Si tratta di opere guidate dalla ricerca di un divertimento liberatorio, slegato dal mondo reale. Chi è dotato di talento riesce a raggiungere tali risultati in maniera spietata e tagliente come una lama di rasoio, mentre la maggior parte della gente si limita a farla fuori dal vaso. Finendo magari per fare la figura di quello un poco lento piuttosto che del provocatore. Perché non è detto che ci debba piacere tutto per forza di cose, solo per paura di poter passare dalla parte del torto. Tenendo presente che il massimo della reazione dovrebbe essere comunque uno sbuffo annoiato, non la censura preventiva o la partenza dell’ennesima crociata social fatta a colpi di condivisione.
Come ci spiega lo stesso Gaiman in una conversazione con Stephen Bissette filmata per la promozione di The Trial of Mike Diana, se qualcosa non ti piace basta smettere di guardarla. In ogni modo possibile, anche distruggendo fisicamente la propria copia del soggetto di tanta avversione. Basta limitarsi alla nostra sfera personale però, evitando di prendere scelte anche per altri.

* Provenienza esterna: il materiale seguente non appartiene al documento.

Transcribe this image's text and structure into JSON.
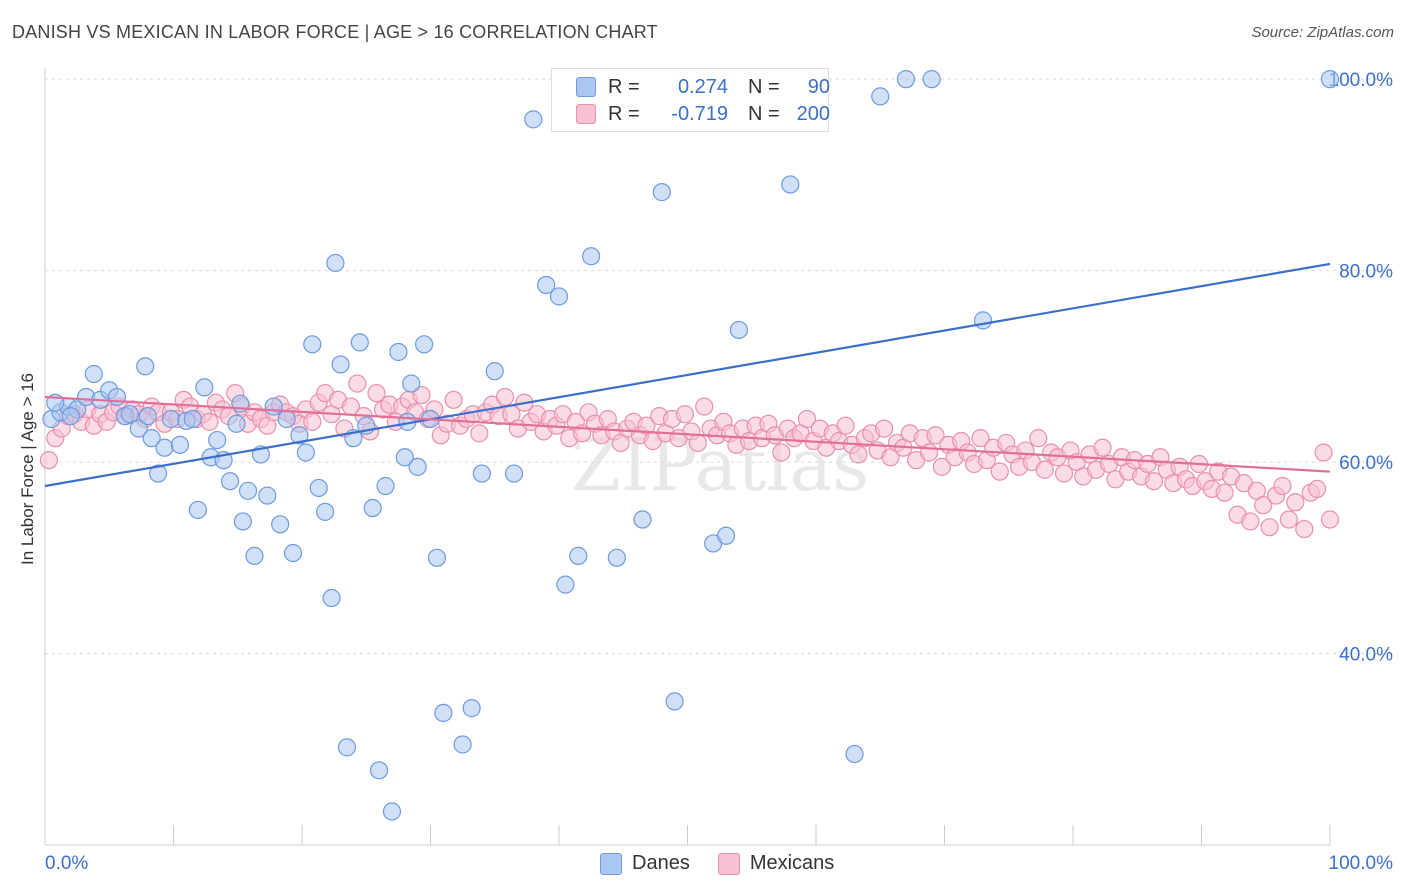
{
  "title": "DANISH VS MEXICAN IN LABOR FORCE | AGE > 16 CORRELATION CHART",
  "source": "Source: ZipAtlas.com",
  "watermark": "ZIPatlas",
  "legend": {
    "rows": [
      {
        "r_label": "R =",
        "r_value": "0.274",
        "n_label": "N =",
        "n_value": "90",
        "color": "#a9c7f0",
        "border": "#6d9be0"
      },
      {
        "r_label": "R =",
        "r_value": "-0.719",
        "n_label": "N =",
        "n_value": "200",
        "color": "#f8c0d0",
        "border": "#e890ac"
      }
    ]
  },
  "bottom_legend": [
    {
      "label": "Danes",
      "color": "#a9c7f0",
      "border": "#6d9be0"
    },
    {
      "label": "Mexicans",
      "color": "#f8c0d0",
      "border": "#e890ac"
    }
  ],
  "chart_data": {
    "type": "scatter",
    "title": "DANISH VS MEXICAN IN LABOR FORCE | AGE > 16 CORRELATION CHART",
    "xlabel": "",
    "ylabel": "In Labor Force | Age > 16",
    "xlim": [
      0,
      100
    ],
    "ylim": [
      20,
      102
    ],
    "x_tick_labels": [
      "0.0%",
      "100.0%"
    ],
    "y_ticks": [
      40,
      60,
      80,
      100
    ],
    "y_tick_labels": [
      "40.0%",
      "60.0%",
      "80.0%",
      "100.0%"
    ],
    "grid": true,
    "series": [
      {
        "name": "Danes",
        "color": "#6d9be0",
        "fill": "#a9c7f0",
        "trend": {
          "x": [
            0,
            100
          ],
          "y": [
            57.5,
            80.7
          ],
          "color": "#3b6fc9"
        },
        "points": [
          [
            0.5,
            64.5
          ],
          [
            1.2,
            65.2
          ],
          [
            1.8,
            65.8
          ],
          [
            2.5,
            65.5
          ],
          [
            3.2,
            66.8
          ],
          [
            3.8,
            69.2
          ],
          [
            4.3,
            66.5
          ],
          [
            5.0,
            67.5
          ],
          [
            5.6,
            66.8
          ],
          [
            6.2,
            64.8
          ],
          [
            6.6,
            65.0
          ],
          [
            7.3,
            63.5
          ],
          [
            7.8,
            70.0
          ],
          [
            8.3,
            62.5
          ],
          [
            8.8,
            58.8
          ],
          [
            9.3,
            61.5
          ],
          [
            9.8,
            64.5
          ],
          [
            10.5,
            61.8
          ],
          [
            11.0,
            64.3
          ],
          [
            11.5,
            64.5
          ],
          [
            11.9,
            55.0
          ],
          [
            12.4,
            67.8
          ],
          [
            12.9,
            60.5
          ],
          [
            13.4,
            62.3
          ],
          [
            13.9,
            60.2
          ],
          [
            14.4,
            58.0
          ],
          [
            14.9,
            64.0
          ],
          [
            15.4,
            53.8
          ],
          [
            15.8,
            57.0
          ],
          [
            16.3,
            50.2
          ],
          [
            16.8,
            60.8
          ],
          [
            17.3,
            56.5
          ],
          [
            17.8,
            65.8
          ],
          [
            18.3,
            53.5
          ],
          [
            18.8,
            64.5
          ],
          [
            19.3,
            50.5
          ],
          [
            19.8,
            62.8
          ],
          [
            20.3,
            61.0
          ],
          [
            20.8,
            72.3
          ],
          [
            21.3,
            57.3
          ],
          [
            21.8,
            54.8
          ],
          [
            22.3,
            45.8
          ],
          [
            22.6,
            80.8
          ],
          [
            23.0,
            70.2
          ],
          [
            23.5,
            30.2
          ],
          [
            24.0,
            62.5
          ],
          [
            24.5,
            72.5
          ],
          [
            25.0,
            63.8
          ],
          [
            25.5,
            55.2
          ],
          [
            26.0,
            27.8
          ],
          [
            26.5,
            57.5
          ],
          [
            27.0,
            23.5
          ],
          [
            27.5,
            71.5
          ],
          [
            28.0,
            60.5
          ],
          [
            28.5,
            68.2
          ],
          [
            29.0,
            59.5
          ],
          [
            29.5,
            72.3
          ],
          [
            30.0,
            64.5
          ],
          [
            30.5,
            50.0
          ],
          [
            31.0,
            33.8
          ],
          [
            32.5,
            30.5
          ],
          [
            33.2,
            34.3
          ],
          [
            34.0,
            58.8
          ],
          [
            35.0,
            69.5
          ],
          [
            36.5,
            58.8
          ],
          [
            38.0,
            95.8
          ],
          [
            39.0,
            78.5
          ],
          [
            40.0,
            77.3
          ],
          [
            40.5,
            47.2
          ],
          [
            41.5,
            50.2
          ],
          [
            42.5,
            81.5
          ],
          [
            44.5,
            50.0
          ],
          [
            46.5,
            54.0
          ],
          [
            48.0,
            88.2
          ],
          [
            49.0,
            35.0
          ],
          [
            52.0,
            51.5
          ],
          [
            53.0,
            52.3
          ],
          [
            54.0,
            73.8
          ],
          [
            58.0,
            89.0
          ],
          [
            63.0,
            29.5
          ],
          [
            65.0,
            98.2
          ],
          [
            67.0,
            100.0
          ],
          [
            69.0,
            100.0
          ],
          [
            73.0,
            74.8
          ],
          [
            0.8,
            66.2
          ],
          [
            2.0,
            64.8
          ],
          [
            8.0,
            64.8
          ],
          [
            28.2,
            64.2
          ],
          [
            15.2,
            66.1
          ],
          [
            100,
            100
          ]
        ]
      },
      {
        "name": "Mexicans",
        "color": "#e890ac",
        "fill": "#f8c0d0",
        "trend": {
          "x": [
            0,
            100
          ],
          "y": [
            66.8,
            59.0
          ],
          "color": "#e0709a"
        },
        "points": [
          [
            0.3,
            60.2
          ],
          [
            0.8,
            62.5
          ],
          [
            1.3,
            63.5
          ],
          [
            1.8,
            64.8
          ],
          [
            2.3,
            65.0
          ],
          [
            2.8,
            64.2
          ],
          [
            3.3,
            65.5
          ],
          [
            3.8,
            63.8
          ],
          [
            4.3,
            65.0
          ],
          [
            4.8,
            64.2
          ],
          [
            5.3,
            65.2
          ],
          [
            5.8,
            65.8
          ],
          [
            6.3,
            64.8
          ],
          [
            6.8,
            65.5
          ],
          [
            7.3,
            65.0
          ],
          [
            7.8,
            64.5
          ],
          [
            8.3,
            65.8
          ],
          [
            8.8,
            65.2
          ],
          [
            9.3,
            64.0
          ],
          [
            9.8,
            65.2
          ],
          [
            10.3,
            64.5
          ],
          [
            10.8,
            66.5
          ],
          [
            11.3,
            65.8
          ],
          [
            11.8,
            64.5
          ],
          [
            12.3,
            65.0
          ],
          [
            12.8,
            64.2
          ],
          [
            13.3,
            66.2
          ],
          [
            13.8,
            65.5
          ],
          [
            14.3,
            64.8
          ],
          [
            14.8,
            67.2
          ],
          [
            15.3,
            65.8
          ],
          [
            15.8,
            64.0
          ],
          [
            16.3,
            65.2
          ],
          [
            16.8,
            64.5
          ],
          [
            17.3,
            63.8
          ],
          [
            17.8,
            65.2
          ],
          [
            18.3,
            66.0
          ],
          [
            18.8,
            65.2
          ],
          [
            19.3,
            64.8
          ],
          [
            19.8,
            64.0
          ],
          [
            20.3,
            65.5
          ],
          [
            20.8,
            64.2
          ],
          [
            21.3,
            66.2
          ],
          [
            21.8,
            67.2
          ],
          [
            22.3,
            65.0
          ],
          [
            22.8,
            66.5
          ],
          [
            23.3,
            63.5
          ],
          [
            23.8,
            65.8
          ],
          [
            24.3,
            68.2
          ],
          [
            24.8,
            64.8
          ],
          [
            25.3,
            63.2
          ],
          [
            25.8,
            67.2
          ],
          [
            26.3,
            65.5
          ],
          [
            26.8,
            66.0
          ],
          [
            27.3,
            64.2
          ],
          [
            27.8,
            65.8
          ],
          [
            28.3,
            66.5
          ],
          [
            28.8,
            65.2
          ],
          [
            29.3,
            67.0
          ],
          [
            29.8,
            64.5
          ],
          [
            30.3,
            65.5
          ],
          [
            30.8,
            62.8
          ],
          [
            31.3,
            64.0
          ],
          [
            31.8,
            66.5
          ],
          [
            32.3,
            63.8
          ],
          [
            32.8,
            64.5
          ],
          [
            33.3,
            65.0
          ],
          [
            33.8,
            63.0
          ],
          [
            34.3,
            65.2
          ],
          [
            34.8,
            66.0
          ],
          [
            35.3,
            64.8
          ],
          [
            35.8,
            66.8
          ],
          [
            36.3,
            65.0
          ],
          [
            36.8,
            63.5
          ],
          [
            37.3,
            66.2
          ],
          [
            37.8,
            64.2
          ],
          [
            38.3,
            65.0
          ],
          [
            38.8,
            63.2
          ],
          [
            39.3,
            64.5
          ],
          [
            39.8,
            63.8
          ],
          [
            40.3,
            65.0
          ],
          [
            40.8,
            62.5
          ],
          [
            41.3,
            64.2
          ],
          [
            41.8,
            63.0
          ],
          [
            42.3,
            65.2
          ],
          [
            42.8,
            64.0
          ],
          [
            43.3,
            62.8
          ],
          [
            43.8,
            64.5
          ],
          [
            44.3,
            63.2
          ],
          [
            44.8,
            62.0
          ],
          [
            45.3,
            63.5
          ],
          [
            45.8,
            64.2
          ],
          [
            46.3,
            62.8
          ],
          [
            46.8,
            63.8
          ],
          [
            47.3,
            62.2
          ],
          [
            47.8,
            64.8
          ],
          [
            48.3,
            63.0
          ],
          [
            48.8,
            64.5
          ],
          [
            49.3,
            62.5
          ],
          [
            49.8,
            65.0
          ],
          [
            50.3,
            63.2
          ],
          [
            50.8,
            62.0
          ],
          [
            51.3,
            65.8
          ],
          [
            51.8,
            63.5
          ],
          [
            52.3,
            62.8
          ],
          [
            52.8,
            64.2
          ],
          [
            53.3,
            63.0
          ],
          [
            53.8,
            61.8
          ],
          [
            54.3,
            63.5
          ],
          [
            54.8,
            62.2
          ],
          [
            55.3,
            63.8
          ],
          [
            55.8,
            62.5
          ],
          [
            56.3,
            64.0
          ],
          [
            56.8,
            62.8
          ],
          [
            57.3,
            61.0
          ],
          [
            57.8,
            63.5
          ],
          [
            58.3,
            62.5
          ],
          [
            58.8,
            63.0
          ],
          [
            59.3,
            64.5
          ],
          [
            59.8,
            62.2
          ],
          [
            60.3,
            63.5
          ],
          [
            60.8,
            61.5
          ],
          [
            61.3,
            63.0
          ],
          [
            61.8,
            62.2
          ],
          [
            62.3,
            63.8
          ],
          [
            62.8,
            61.8
          ],
          [
            63.3,
            60.8
          ],
          [
            63.8,
            62.5
          ],
          [
            64.3,
            63.0
          ],
          [
            64.8,
            61.2
          ],
          [
            65.3,
            63.5
          ],
          [
            65.8,
            60.5
          ],
          [
            66.3,
            62.0
          ],
          [
            66.8,
            61.5
          ],
          [
            67.3,
            63.0
          ],
          [
            67.8,
            60.2
          ],
          [
            68.3,
            62.5
          ],
          [
            68.8,
            61.0
          ],
          [
            69.3,
            62.8
          ],
          [
            69.8,
            59.5
          ],
          [
            70.3,
            61.8
          ],
          [
            70.8,
            60.5
          ],
          [
            71.3,
            62.2
          ],
          [
            71.8,
            61.0
          ],
          [
            72.3,
            59.8
          ],
          [
            72.8,
            62.5
          ],
          [
            73.3,
            60.2
          ],
          [
            73.8,
            61.5
          ],
          [
            74.3,
            59.0
          ],
          [
            74.8,
            62.0
          ],
          [
            75.3,
            60.8
          ],
          [
            75.8,
            59.5
          ],
          [
            76.3,
            61.2
          ],
          [
            76.8,
            60.0
          ],
          [
            77.3,
            62.5
          ],
          [
            77.8,
            59.2
          ],
          [
            78.3,
            61.0
          ],
          [
            78.8,
            60.5
          ],
          [
            79.3,
            58.8
          ],
          [
            79.8,
            61.2
          ],
          [
            80.3,
            60.0
          ],
          [
            80.8,
            58.5
          ],
          [
            81.3,
            60.8
          ],
          [
            81.8,
            59.2
          ],
          [
            82.3,
            61.5
          ],
          [
            82.8,
            59.8
          ],
          [
            83.3,
            58.2
          ],
          [
            83.8,
            60.5
          ],
          [
            84.3,
            59.0
          ],
          [
            84.8,
            60.2
          ],
          [
            85.3,
            58.5
          ],
          [
            85.8,
            59.8
          ],
          [
            86.3,
            58.0
          ],
          [
            86.8,
            60.5
          ],
          [
            87.3,
            59.2
          ],
          [
            87.8,
            57.8
          ],
          [
            88.3,
            59.5
          ],
          [
            88.8,
            58.2
          ],
          [
            89.3,
            57.5
          ],
          [
            89.8,
            59.8
          ],
          [
            90.3,
            58.0
          ],
          [
            90.8,
            57.2
          ],
          [
            91.3,
            59.0
          ],
          [
            91.8,
            56.8
          ],
          [
            92.3,
            58.5
          ],
          [
            92.8,
            54.5
          ],
          [
            93.3,
            57.8
          ],
          [
            93.8,
            53.8
          ],
          [
            94.3,
            57.0
          ],
          [
            94.8,
            55.5
          ],
          [
            95.3,
            53.2
          ],
          [
            95.8,
            56.5
          ],
          [
            96.3,
            57.5
          ],
          [
            96.8,
            54.0
          ],
          [
            97.3,
            55.8
          ],
          [
            98.0,
            53.0
          ],
          [
            98.5,
            56.8
          ],
          [
            99.0,
            57.2
          ],
          [
            99.5,
            61.0
          ],
          [
            100.0,
            54.0
          ]
        ]
      }
    ]
  }
}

Vale la pena ricordare ancora una volta come si tratti di lavori di finzione studiati con l’idea di strappare una grassa risata liberatoria a chi ne è in grado di decodificarne i contenuti, nulla di più. Non riesco a trovare dimostrazione migliore di questo se non nella mitologica ospitata dei Gwar al Jerry Springer Show. Una band nota per i suoi costumi da alieni superdotati, per i loro show a base di eiaculazioni sul pubblico, decapitazioni papali e sanguinolenti combattimenti con dinosauri – senza contare hit del calibro di Saddam a Gogo – ospite nel salotto più iperpopulista della tv statunitense (se volete farvi una cultura su questa band procuratevi una qualsiasi testimonianza live dei primi anni Novanta, evitate con cura le ultime fiacche uscite).
Era palese come l’obbiettivo del conduttore fosse quello di suscitare un vespaio e mettere in croce i musicisti. Eppure i Nostri furono in grado di vincere il dibattito con una sola risposta, la più semplice possibile. Alla domanda «Su cosa si basa di preciso la vostra band?» eccoli rispondere con prontezza «Entertainment». Se qualcuno cerca di convincerti che dietro a ogni singola provocazione ci sia sempre l’intenzione di far riflettere o di suscitare chissà quale ragionamento, sappiate che non potrebbe essere più nel torto. O, più semplicemente, non ha ancora finito di prenderti per il culo.